Microblogging example draft

http://www.defuze.org/oss/headstock/speakup.png

Requirements

Notes on requirements

  • If you use ejabberd 2.0.1, make sur you add the {registration_timeout, infinity}. option in the config file before the definition of the different modules. Restart the server to take effect. This is needed because mod_register now checks that no two registrations from the same IP happens before a given timeout. Here we just disable that option.
  • Deploy ejabberd as a local user. You don't need to run it as an admin user luckily so it can be deployed in your home directory.
  • It is assumed you'll deploy ejabberd as localhost
  • The code hasn't been extensively tested so thinks will break if you try a different version of the required modules. In each case take the latest available.
  • By default the HTTP server session engine uses memcached. If you can't run memcached you may simply edit the headstock/headtock/example/microblog/launcher.py module and replace the string memcached by ram.

Running

Once all the required packages have been deployed go to:

headstock/headtock/example/microblog

From that directory open two terminals.

  • In the first one run the following command: python launcher.py
  • In the second one run the command python jabber-service.py -d localhost -a localhost:5222

Using

Navigate with your browser to http://localhost:8080/. There enter your OpenID. If your provider supports the SReg extension and that you have defined a profile it'll prefill the next field.

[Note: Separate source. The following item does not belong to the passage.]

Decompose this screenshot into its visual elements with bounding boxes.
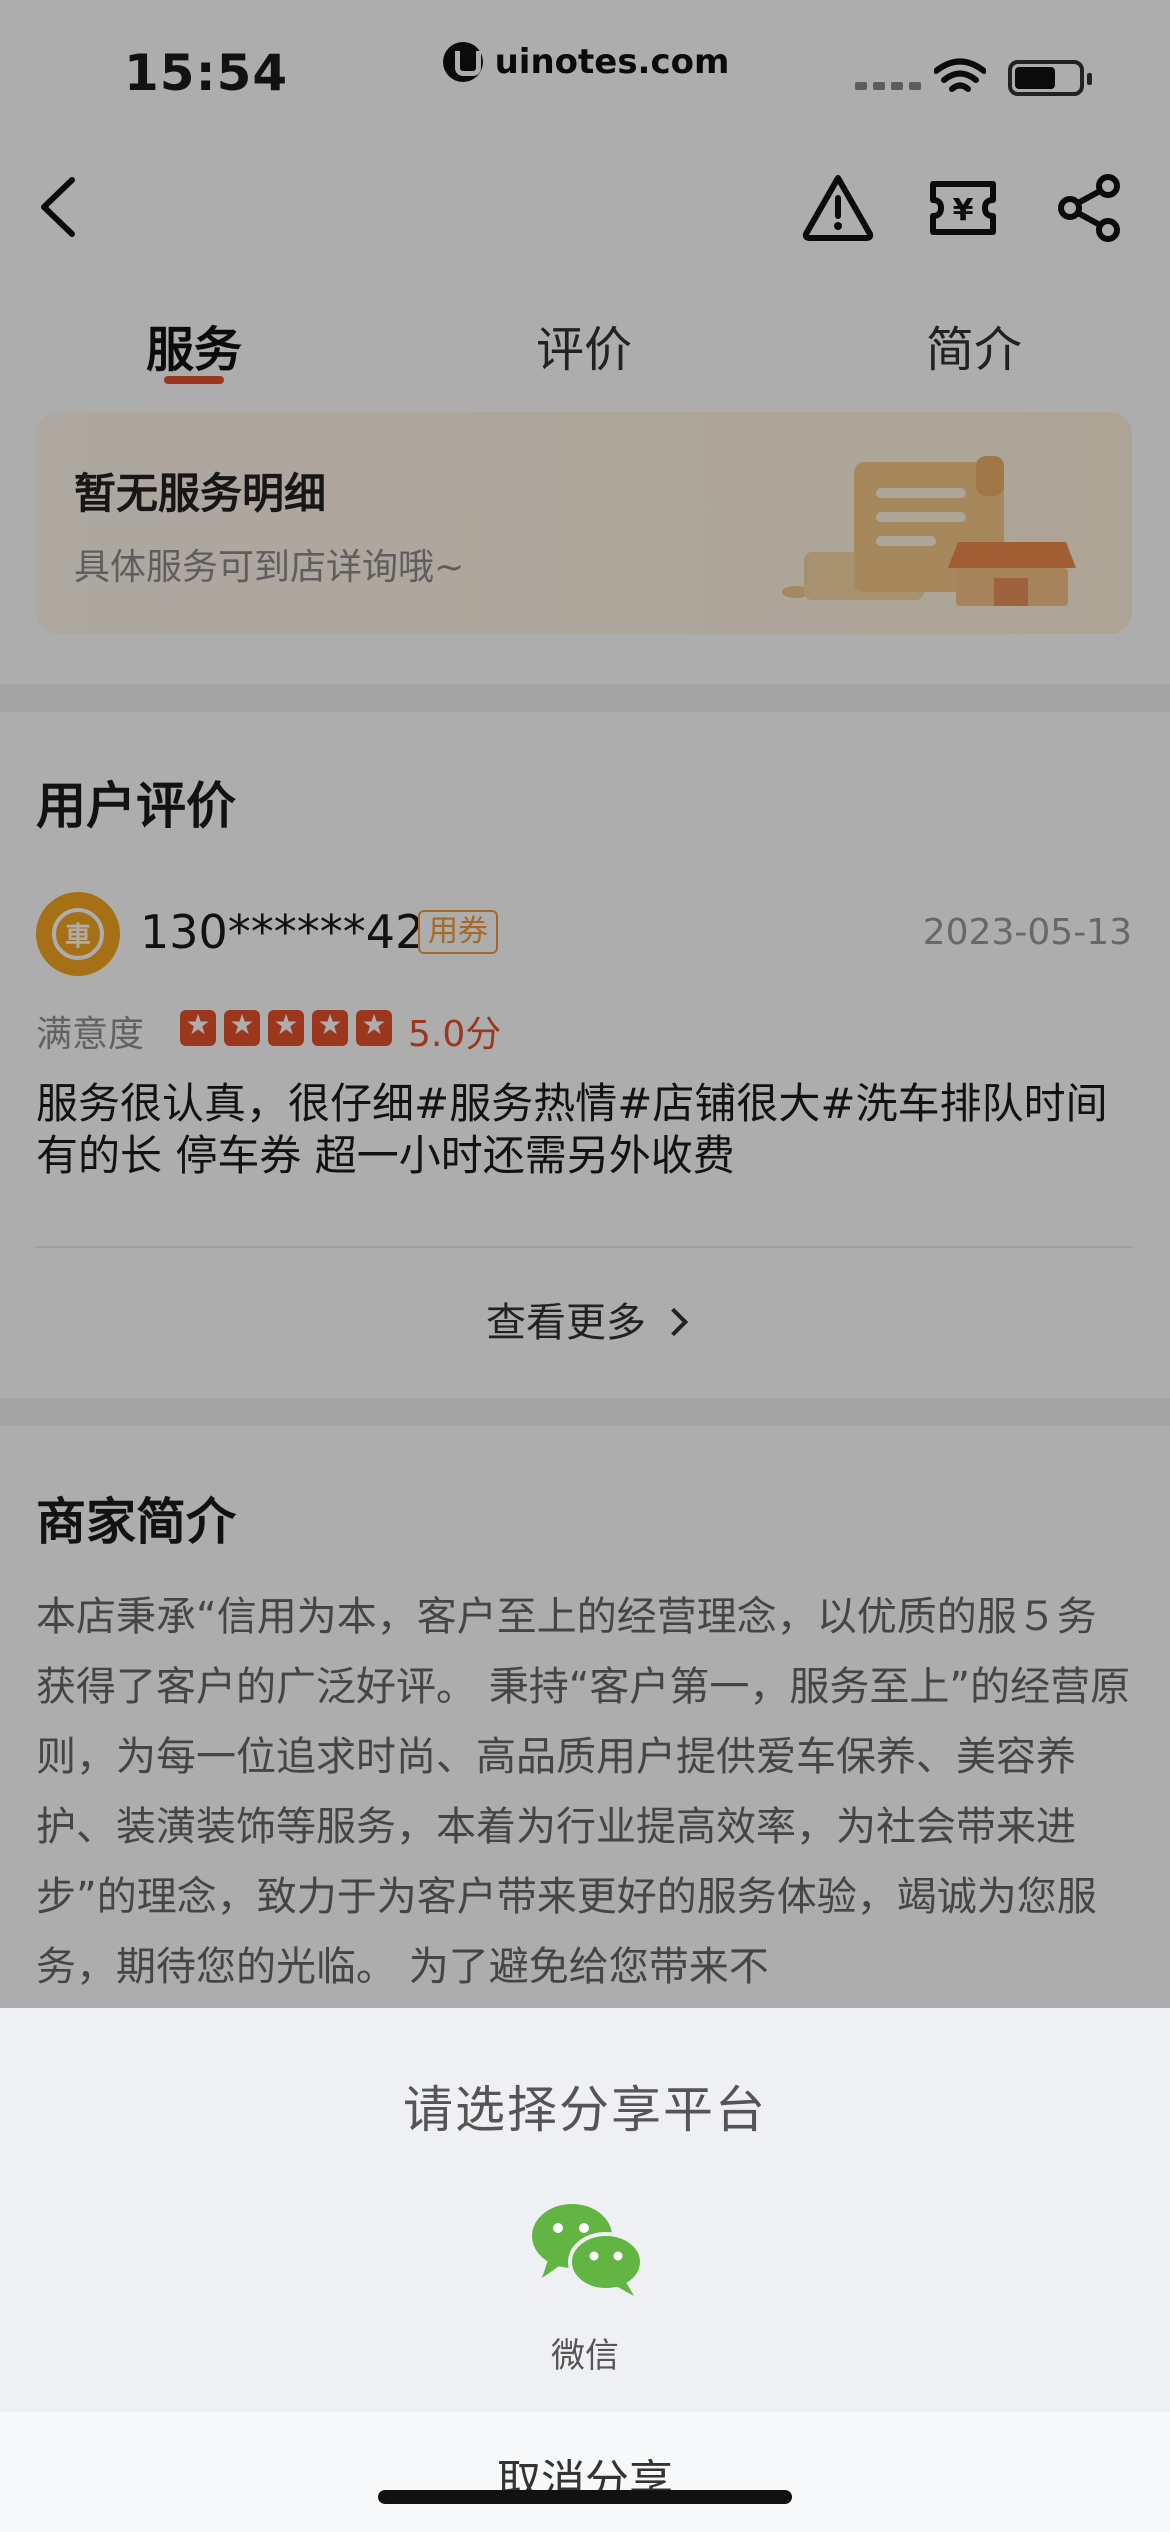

Once the account is created the jabber service will normally see it and automatically create two Jabber accounts based on the given username, they'll look like:

  • username@localhost
  • username.microblogging@localhost

Open the file headstock/headtock/example/microblog/etc/password and copy the password for your username. Then from your favourite Jabber client login with the first JID and the password. Then add to your contact list the second JID (the one ending with .microblogging which is used internally by the service).

Once subscribed to each other you can just send a message to your new contact. Once that done, go to http://localhost:8080/username and you should see your message.

You may then go to http://localhost:8080/help to view more commands like follow:

Publish:  PI text
Publish to a node: PI [node] text
Publish text with geolocalisation: GEO text [long,lat]
Delete: DI itemId
Delete from a node: DI [node] itemId
Create a node: CN node
Delete a node: DN node
Purge a node: PN node
Subscribe to a node: SN node
Unsubscribe from a node: UN node
  • Note that whenever you may enter a node it's the full path to that node.
  • Note as well that itemId are URN UUID values for now.
  • Note that you may signout by doing http://localhost:8080/signout. That will solely clear the HTTP session. Nothing else for now.

That's it. It's probably buggy as hell but should give you and idea.

Under the hood

Under the hood the idea is that when a user creates an account two Jabber accounts are created .to interact with the application. One is internal only and the only is used by the user to drive the former one. Their communication for now is based on XMPP messages. The advantages is that it works with any existing Jabber clients, the drawback is that it ads one extra layer considering those messages are interpreted as PubSub? operations.

So those messages are parsed and transformed into appropriate PubSub? operation and sent to the PubSub? service. In some cases those messages also end up with HTTP requests towards the HTTP server which hosts an AtomPub service with collections dedicated to the user. For instance when publishing an item to a pubsub node, if the operation succeeded, and since the internal client automatically subscribed to the user's node, the pubsub service notifies with a XMPP message the internal client which in turn issue a POST request to the AtomPub service, sending an Atom entry.

All the commands are or will be mapped that way. For example purging a node means the internal client sends DELETE requests to remove all resources from the AtomPub service. So on and so on.

One side aspect of the design and tools chosen is that when you create a subnode and then publish an item to that node, the POSTed atom entry contains an atom:category element which has the @term attribute set to the name of the node. From the AtomPub service such entry is indexed and you can query it aftwerwards by navigating to http://localhost:8080/username/tag/node

That should display an Atom feed with the posted entry. This feed is created based on the indexed content.